Annette Nielsen is the Acting Director of the Hunter College New York City Food Policy Center. Until recently, she led the New York City office for the New York State Department of Agriculture and Markets. Representing the Department, she provided a touchpoint for the agricultural and food industries in the greater metropolitan area, while supporting statewide efforts to build resilient food systems. Her portfolio included facilitating the Commissioner’s statewide Community Gardens Task Force and the NYS Advisory Group for Improving Urban and Rural Consumer Access to Locally Produced Healthy Foods (Procurement Advisory Group). From production to consumption, her work has included launching an incubator kitchen, collaborating on an 8,000 sf community garden, facilitating farm-to-institution initiatives, serving on the inaugural health and wellness committee as an elected member of an NYS board of education, as well as significant work in agricultural tourism, mentoring nutrition students, and teaching culinary nutrition and food systems to medical residents. She has published numerous articles and is a member of the Policy Committee for the Food Ed Coalition at the Tisch Center for Food, Education & Policy at Teachers College, Columbia University, and the New York Women’s Culinary Alliance.

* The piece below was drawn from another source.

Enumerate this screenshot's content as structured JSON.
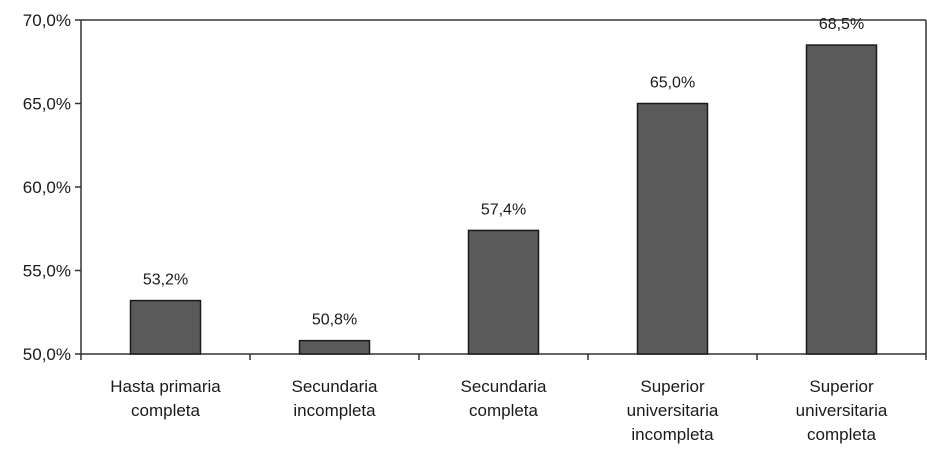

Jan Poppendieck is a Professor Emerita of Sociology at Hunter College, a co-founder of the New York City Food Policy Center at Hunter, and a senior fellow at the CUNY Urban Food Policy Institute at the CUNY School of Public Health and Health Policy. Her primary concerns, both as a scholar and as an activist, are poverty, hunger, and food assistance in the United States.  She is the author of Breadlines Knee-Deep in Wheat: Food Assistance in the Great Depression (Rutgers,1986, University of California Press, 2014), Sweet Charity? Emergency Food and the End of Entitlement (Viking, 1998, Penguin, 1999) and Free For All: Fixing School Food in America,(University of California Press, 2010.Jan is a recipient of a 2011 James Beard Foundation Leadership Award and appears in the documentaries A Place at the Table and Lunch Lines. She serves on the Board of Directors of Community Food Advocates, and the Advisory Committees of Wellness in the Schools and the Hunter College Welfare Rights Initiative, and she is a member of the Global Alliance for Food, Health, and Social Justice.

Myron Thurston is the Food Supply Chain Marketing Specialist for Cornell Cooperative Extension of Oneida County and is a Senior Resource Educator in the Cornell System. His most recent position was in Agriculture Economic Development at Cornell Cooperative Extension of Madison County, and he worked with farmers there to help them prepare for expansion, diversification, and financial protection for their agribusinesses. He also is a grant reviewer for the USDA. Myron has a significant background in grant research and grant writing as he was in nonprofit fundraising and development for over a decade before coming to Cornell. He also served as the head of marketing for two nonprofits in Central New York. Myron grew up on a 100-year-old family dairy farm that milked some 350 cows and farmed on 2,000 acres in Oneida County, NY.